Your “classic” deferred rendering approach is to draw one mesh per light that represents the bounding volume of that light. Then in the pixel shader you read in the G-Buffer, calculating the lighting response for that particular light, and then output the result to a lighting buffer using additive blending. Ultimately you end up with the sum of all lights in your lighting buffer after drawing all of your light meshes.
There are a few nice things about this approach:
- It's pretty straightforward to get working
- You can use a pretty tight bounding mesh for your light, which helps avoids calculating lighting for pixels outside of that bounding volume
- You can have as many light types as you want, you just have different bounding meshes and shaders. For instance adding area lights is pretty straightforward
- You only have to calculate one light per draw which can keep the shader simpler
- It's easy to figure out the cost of any single light source, since each one is a separate draw
But also a few downsides:
- You can end up reading in your G-Buffer many times per-pixel as well as also blending results many times per-pixel if there are large overlapping lights, which can chew through your bandwidth very quickly
- It might require lots of draw calls, although you can potentially solve this using instancing to batch multiple lights into one draw
- Determining which pixels actually intersect with the lighting volume in terms of their Z depth using rasterization and depth buffers is actually not straightforward. One of the old ways to resolve this was to use two passes and the stencil buffer, which is pretty ugly.
One popular approach to solving that first issue was to do some or all lights in a single full-screen pass where each pixel loops over all lights that affect that pixel. This presentation in particular was very influential, it used compute shaders and shared memory to build a list of potentially-intersecting lights for a “tile” of pixels (a group of neighboring NxN pixels) and then looped over that list in the same shader program. This allows you to accumulate lighting in registers instead of memory, and also lets you read the G-Buffer once per-pixel instead of N times. On the downside the shader gets more complicated, it gets trickier to handle N lighting types and shadow maps, and it's now much harder to figure out the cost of a single light source. So it's a trade-off, and hybrid approaches are also possible.

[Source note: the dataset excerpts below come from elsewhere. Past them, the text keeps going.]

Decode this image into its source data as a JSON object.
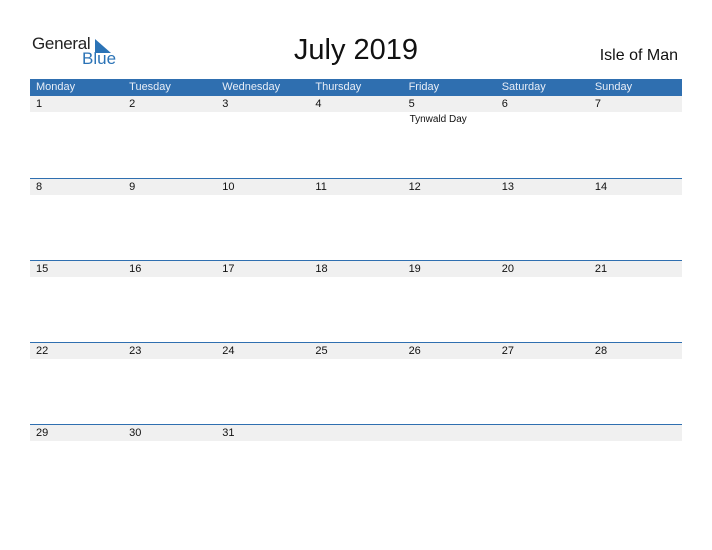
{
  "logo": {
    "general": "General",
    "blue": "Blue",
    "accent_color": "#2b73b6"
  },
  "title": "July 2019",
  "country": "Isle of Man",
  "header_color": "#2f6fb0",
  "weekdays": [
    "Monday",
    "Tuesday",
    "Wednesday",
    "Thursday",
    "Friday",
    "Saturday",
    "Sunday"
  ],
  "weeks": [
    {
      "days": [
        {
          "n": "1",
          "e": ""
        },
        {
          "n": "2",
          "e": ""
        },
        {
          "n": "3",
          "e": ""
        },
        {
          "n": "4",
          "e": ""
        },
        {
          "n": "5",
          "e": "Tynwald Day"
        },
        {
          "n": "6",
          "e": ""
        },
        {
          "n": "7",
          "e": ""
        }
      ]
    },
    {
      "days": [
        {
          "n": "8",
          "e": ""
        },
        {
          "n": "9",
          "e": ""
        },
        {
          "n": "10",
          "e": ""
        },
        {
          "n": "11",
          "e": ""
        },
        {
          "n": "12",
          "e": ""
        },
        {
          "n": "13",
          "e": ""
        },
        {
          "n": "14",
          "e": ""
        }
      ]
    },
    {
      "days": [
        {
          "n": "15",
          "e": ""
        },
        {
          "n": "16",
          "e": ""
        },
        {
          "n": "17",
          "e": ""
        },
        {
          "n": "18",
          "e": ""
        },
        {
          "n": "19",
          "e": ""
        },
        {
          "n": "20",
          "e": ""
        },
        {
          "n": "21",
          "e": ""
        }
      ]
    },
    {
      "days": [
        {
          "n": "22",
          "e": ""
        },
        {
          "n": "23",
          "e": ""
        },
        {
          "n": "24",
          "e": ""
        },
        {
          "n": "25",
          "e": ""
        },
        {
          "n": "26",
          "e": ""
        },
        {
          "n": "27",
          "e": ""
        },
        {
          "n": "28",
          "e": ""
        }
      ]
    },
    {
      "days": [
        {
          "n": "29",
          "e": ""
        },
        {
          "n": "30",
          "e": ""
        },
        {
          "n": "31",
          "e": ""
        },
        {
          "n": "",
          "e": ""
        },
        {
          "n": "",
          "e": ""
        },
        {
          "n": "",
          "e": ""
        },
        {
          "n": "",
          "e": ""
        }
      ]
    }
  ]
}
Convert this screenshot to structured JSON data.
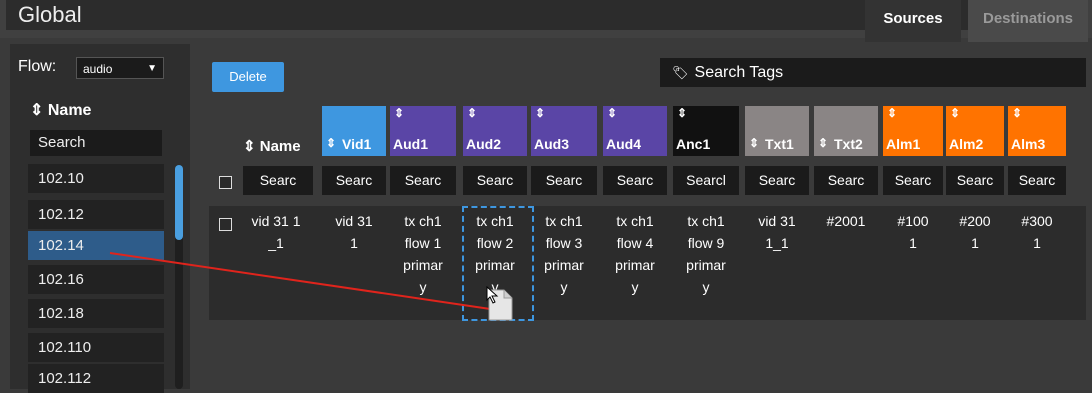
{
  "header": {
    "title": "Global",
    "tabs": [
      "Sources",
      "Destinations"
    ],
    "active_tab": "Sources"
  },
  "sidebar": {
    "flow_label": "Flow:",
    "flow_value": "audio",
    "name_header": "Name",
    "search_placeholder": "Search",
    "items": [
      "102.10",
      "102.12",
      "102.14",
      "102.16",
      "102.18",
      "102.110",
      "102.112"
    ],
    "selected_item": "102.14"
  },
  "toolbar": {
    "delete_label": "Delete",
    "search_tags_placeholder": "Search Tags"
  },
  "table": {
    "name_header": "Name",
    "columns": [
      {
        "label": "Vid1",
        "color": "#3e97e0"
      },
      {
        "label": "Aud1",
        "color": "#5a45a6"
      },
      {
        "label": "Aud2",
        "color": "#5a45a6"
      },
      {
        "label": "Aud3",
        "color": "#5a45a6"
      },
      {
        "label": "Aud4",
        "color": "#5a45a6"
      },
      {
        "label": "Anc1",
        "color": "#111111"
      },
      {
        "label": "Txt1",
        "color": "#8a8585"
      },
      {
        "label": "Txt2",
        "color": "#8a8585"
      },
      {
        "label": "Alm1",
        "color": "#ff7300"
      },
      {
        "label": "Alm2",
        "color": "#ff7300"
      },
      {
        "label": "Alm3",
        "color": "#ff7300"
      }
    ],
    "filter_texts": [
      "Searc",
      "Searc",
      "Searc",
      "Searc",
      "Searc",
      "Searc",
      "Searcl",
      "Searc",
      "Searc",
      "Searc",
      "Searc",
      "Searc"
    ],
    "row": {
      "name": [
        "vid 31 1",
        "_1"
      ],
      "cells": [
        [
          "vid 31",
          "1"
        ],
        [
          "tx ch1",
          "flow 1",
          "primar",
          "y"
        ],
        [
          "tx ch1",
          "flow 2",
          "primar",
          "y"
        ],
        [
          "tx ch1",
          "flow 3",
          "primar",
          "y"
        ],
        [
          "tx ch1",
          "flow 4",
          "primar",
          "y"
        ],
        [
          "tx ch1",
          "flow 9",
          "primar",
          "y"
        ],
        [
          "vid 31",
          "1_1"
        ],
        [
          "#2001"
        ],
        [
          "#100",
          "1"
        ],
        [
          "#200",
          "1"
        ],
        [
          "#300",
          "1"
        ]
      ]
    }
  },
  "icons": {
    "sort": "sort-icon",
    "tag": "tag-icon",
    "file": "file-icon",
    "cursor": "pointer-cursor-icon"
  },
  "colors": {
    "accent": "#3e97e0",
    "drag_line": "#e0241c"
  }
}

“Clustered" is basically a variant on forward shading, where the pixel shader executed for a mesh loops over all applicable lights and calculates the final lighting response. The main interesting part is that you build a frustum-aligned grid that you bin your lights into ahead of time, and then each pixel figures out which grid cell its in to retrieve the list of relevant lights. Since it's forward rendering it brings in a much different set of performance characteristics compared to deferred, in particular that your shading efficiency becomes heavily tied to density of your meshes (in the worst case suffering 4x over-shading). You can also end up in a really bad “everything is in one mega pixel shader problem” which can make you end up with big unwieldy shaders that take too long to compile, use too many registers, and have too many permutations. But on the positive side it can be much simpler to get working compared to deferred, can work better on older/mobile hardware, and can beat deferred if the triangle density stays low.